Mit dem 9. Nordtreff des dbb Nordens hat der dbb Mecklenburg-Vorpommern am 11. Juni sein 35-jähriges Bestehen gefeiert. Das Jubiläum steht für dreieinhalb Jahrzehnte engagierter Interessenvertretung der Beschäftigten des öffentlichen Dienstes und der privatisierten Dienstleistungsbereiche im Land.
Die Gründung des dbb Mecklenburg-Vorpommern Anfang der 1990er Jahre fiel in eine Zeit tiefgreifender gesellschaftlicher Veränderungen. Nach der deutschen Einheit mussten Verwaltungsstrukturen neu aufgebaut, rechtliche Rahmenbedingungen geschaffen und eine leistungsfähige öffentliche Daseinsvorsorge etabliert werden. Viele Beschäftigte entschieden sich damals bewusst für die Mitgliedschaft in einer Gewerkschaft des dbb und damit für gewerkschaftliche Vielfalt, Pluralität und unabhängige Interessenvertretung.
„35 Jahre dbb Mecklenburg-Vorpommern sind Ausdruck von Aufbruch, Verantwortung und Beharrlichkeit. Was unmittelbar nach der Wiedervereinigung mit viel ehrenamtlichem Engagement, Mut und Optimismus begann, hat sich zu einer starken Stimme für die Beschäftigten des öffentlichen Dienstes entwickelt“, betonte der Landesvorsitzende Dietmar Knecht in seiner Festansprache.
Seit seiner Gründung begleitet der dbb Mecklenburg-Vorpommern die Entwicklung des Landes als verlässlicher Sozialpartner. Im Mittelpunkt standen und stehen dabei die Themen Tarifpolitik, Besoldung, Versorgung, Mitbestimmung sowie die Sicherung einer leistungsfähigen Verwaltung. Zahlreiche tarif- und beamtenrechtliche Verbesserungen konnten in den vergangenen Jahrzehnten gemeinsam mit den Mitgliedsgewerkschaften erreicht werden.
Aktuell prägen insbesondere die zeit- und wirkungsgleiche Übertragung von Tarifergebnissen auf den Beamtenbereich sowie die Umsetzung der Vorgaben des Bundesverfassungsgerichts zur amtsangemessenen Alimentation die gewerkschaftliche Arbeit. Der dbb Mecklenburg-Vorpommern setzt sich dabei weiterhin für faire Arbeits- und Rahmenbedingungen sowie eine wettbewerbsfähige Besoldung ein.
Gleichzeitig steht der öffentliche Dienst vor großen Herausforderungen. Der Fachkräftemangel, die demografische Entwicklung, die fortschreitende Digitalisierung, der Einsatz künstlicher Intelligenz sowie steigende Erwartungen der Bürgerinnen und Bürger an staatliche Leistungen erfordern zukunftsfähige Antworten. Hinzu kommt der zunehmende Wettbewerb um qualifizierte Nachwuchskräfte zwischen Ländern, Bund und Privatwirtschaft.
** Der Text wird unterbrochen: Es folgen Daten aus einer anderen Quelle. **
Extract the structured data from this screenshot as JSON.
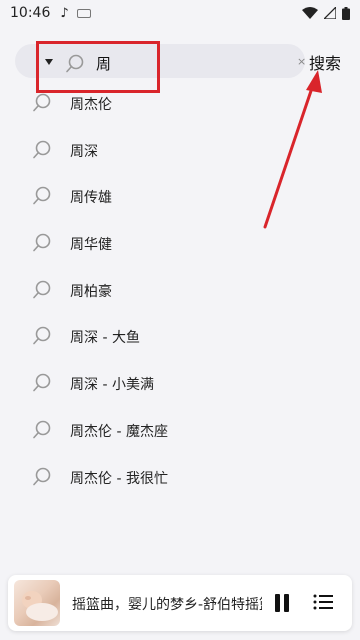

Der dbb Mecklenburg-Vorpommern sieht hierin nicht nur eine arbeitsmarktpolitische, sondern auch eine demokratiepolitische Aufgabe. Ein leistungsfähiger öffentlicher Dienst, verlässliche Daseinsvorsorge und motivierte Beschäftigte sind wesentliche Voraussetzungen für das Vertrauen der Menschen in Staat und Demokratie.
„Gute, nachvollziehbare und verlässliche Politik ist der beste Schutz vor Extremismus. Die Beschäftigten des öffentlichen Dienstes stehen täglich für Rechtsstaatlichkeit, Verfassungstreue und das Funktionieren unseres Gemeinwesens ein. Sie verdienen Respekt, Anerkennung und gute Rahmenbedingungen“, so der Landesvorsitzende.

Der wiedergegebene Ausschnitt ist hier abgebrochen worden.